В январе 1938 г. была дана директива восстанавливать в партии лиц, исключенных без уважительных причин. Это, однако, отнюдь не означало смягчения чистки, а было вызвано тем, что в ее разгар, когда во всех областях и краях пытались свалить ответственность на плечи ниже стоящих, пострадало немало лиц, преданных Сталину. Нужно было их спасать. Однако чистка против элементов, враждебных Сталину, в дальнейшем, вероятно, будет носить более ожесточенный характер.

Работа по чистке началась с исключения троцкистов, зи-новьевцев и правых, которые когда-либо выступали против Сталина. Затем в интересах укрепления его диктатуры чистка распространилась и на видных деятелей революции, которые много лет были союзниками Сталина. В настоящее время она охватила всю партию, все советские и хозяйственные органы, Красную армию, НКВД и т. д., т. е. она распространилась на несколько миллионов человек.
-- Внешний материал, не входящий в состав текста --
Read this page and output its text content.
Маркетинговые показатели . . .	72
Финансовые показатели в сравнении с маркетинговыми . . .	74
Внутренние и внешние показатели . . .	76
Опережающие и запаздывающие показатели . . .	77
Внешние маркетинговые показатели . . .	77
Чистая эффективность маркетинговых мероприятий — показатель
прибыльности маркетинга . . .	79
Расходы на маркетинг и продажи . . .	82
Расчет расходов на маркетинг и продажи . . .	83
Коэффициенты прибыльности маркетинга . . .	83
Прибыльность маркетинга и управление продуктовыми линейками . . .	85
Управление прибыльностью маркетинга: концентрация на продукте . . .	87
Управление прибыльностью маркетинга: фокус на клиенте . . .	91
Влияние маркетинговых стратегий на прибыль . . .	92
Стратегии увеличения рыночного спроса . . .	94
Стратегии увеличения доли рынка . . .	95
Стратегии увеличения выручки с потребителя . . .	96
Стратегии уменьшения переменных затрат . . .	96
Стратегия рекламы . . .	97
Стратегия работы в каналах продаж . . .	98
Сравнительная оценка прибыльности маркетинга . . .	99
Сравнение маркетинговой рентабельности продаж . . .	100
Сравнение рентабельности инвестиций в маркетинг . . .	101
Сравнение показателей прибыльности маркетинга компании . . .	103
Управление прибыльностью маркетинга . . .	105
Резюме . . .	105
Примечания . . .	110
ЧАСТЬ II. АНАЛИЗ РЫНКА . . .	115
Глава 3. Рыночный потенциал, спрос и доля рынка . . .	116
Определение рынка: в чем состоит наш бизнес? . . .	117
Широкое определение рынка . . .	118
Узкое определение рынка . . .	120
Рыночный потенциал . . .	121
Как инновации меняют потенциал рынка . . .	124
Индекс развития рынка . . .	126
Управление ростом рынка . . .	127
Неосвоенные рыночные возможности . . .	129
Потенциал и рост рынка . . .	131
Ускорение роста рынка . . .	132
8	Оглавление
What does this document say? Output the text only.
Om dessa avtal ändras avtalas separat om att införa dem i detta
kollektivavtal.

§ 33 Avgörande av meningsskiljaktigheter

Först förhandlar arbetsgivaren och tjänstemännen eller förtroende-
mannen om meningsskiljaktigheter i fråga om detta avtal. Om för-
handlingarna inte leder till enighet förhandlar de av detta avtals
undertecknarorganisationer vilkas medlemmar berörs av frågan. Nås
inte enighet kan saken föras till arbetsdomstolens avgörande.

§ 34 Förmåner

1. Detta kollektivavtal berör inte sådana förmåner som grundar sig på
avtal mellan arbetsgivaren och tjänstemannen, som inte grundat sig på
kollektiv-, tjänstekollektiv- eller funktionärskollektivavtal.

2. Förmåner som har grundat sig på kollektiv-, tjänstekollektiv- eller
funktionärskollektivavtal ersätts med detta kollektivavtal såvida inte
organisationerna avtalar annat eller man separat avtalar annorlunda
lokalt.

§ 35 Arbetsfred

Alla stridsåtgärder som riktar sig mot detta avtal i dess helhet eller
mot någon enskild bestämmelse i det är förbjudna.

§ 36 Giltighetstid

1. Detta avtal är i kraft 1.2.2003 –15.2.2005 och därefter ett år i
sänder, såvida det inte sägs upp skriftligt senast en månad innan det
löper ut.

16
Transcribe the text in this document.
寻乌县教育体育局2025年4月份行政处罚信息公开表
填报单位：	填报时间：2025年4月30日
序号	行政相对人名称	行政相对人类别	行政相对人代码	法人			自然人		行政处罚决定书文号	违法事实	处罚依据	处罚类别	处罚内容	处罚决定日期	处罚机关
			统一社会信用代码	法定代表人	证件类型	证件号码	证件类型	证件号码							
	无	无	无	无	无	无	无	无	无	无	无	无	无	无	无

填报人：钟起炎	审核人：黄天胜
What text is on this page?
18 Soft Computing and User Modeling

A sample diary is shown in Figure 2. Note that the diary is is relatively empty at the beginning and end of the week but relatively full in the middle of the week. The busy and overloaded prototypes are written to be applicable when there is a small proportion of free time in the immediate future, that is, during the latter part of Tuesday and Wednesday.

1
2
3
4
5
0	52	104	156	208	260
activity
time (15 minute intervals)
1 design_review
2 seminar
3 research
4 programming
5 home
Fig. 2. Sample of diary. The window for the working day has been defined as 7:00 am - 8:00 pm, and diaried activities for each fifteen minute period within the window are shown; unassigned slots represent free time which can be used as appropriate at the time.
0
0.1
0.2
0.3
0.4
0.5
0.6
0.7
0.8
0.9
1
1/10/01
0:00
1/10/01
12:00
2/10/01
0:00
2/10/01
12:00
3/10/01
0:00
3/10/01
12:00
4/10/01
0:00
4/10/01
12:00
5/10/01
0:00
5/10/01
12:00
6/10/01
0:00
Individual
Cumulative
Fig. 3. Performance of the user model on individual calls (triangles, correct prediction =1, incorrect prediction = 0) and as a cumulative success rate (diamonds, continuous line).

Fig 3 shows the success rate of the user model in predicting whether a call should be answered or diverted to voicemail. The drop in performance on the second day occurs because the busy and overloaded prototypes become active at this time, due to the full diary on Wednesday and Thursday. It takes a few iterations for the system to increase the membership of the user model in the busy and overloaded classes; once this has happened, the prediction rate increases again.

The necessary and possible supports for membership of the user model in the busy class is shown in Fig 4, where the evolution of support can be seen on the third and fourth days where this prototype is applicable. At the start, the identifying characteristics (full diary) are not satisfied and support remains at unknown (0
Подозрительность Сталина, по мнению Люшкова, стала болезненной. Он не способен делать правильную оценку обстановки. Воображение Ежова, который изо дня в день изобретал новые дела, не способствует этому. То обстоятельство, что во всех Республиках и областях СССР все время возникали дела, связанные с чисткой, объяснялось тем, что люди боятся ответственности за плохую работу и при помощи воображения находят преступников. В результате страдают невинные, что вызывает недовольство народных масс. И это в свою очередь порождает новые причины для дальнейшей не знающей пределов чистки.

С другой стороны, все руководители политических, экономических и других органов, как было сказано, работают по приказам Сталина. Однако в тех случаях, когда политика Сталина меняется, то при неблагоприятных результатах детального выполнения этих директив вина моментально перекладывается на них, и они становятся жертвами чистки. Ясно, что при таком положении чистка никогда не сможет прекратиться.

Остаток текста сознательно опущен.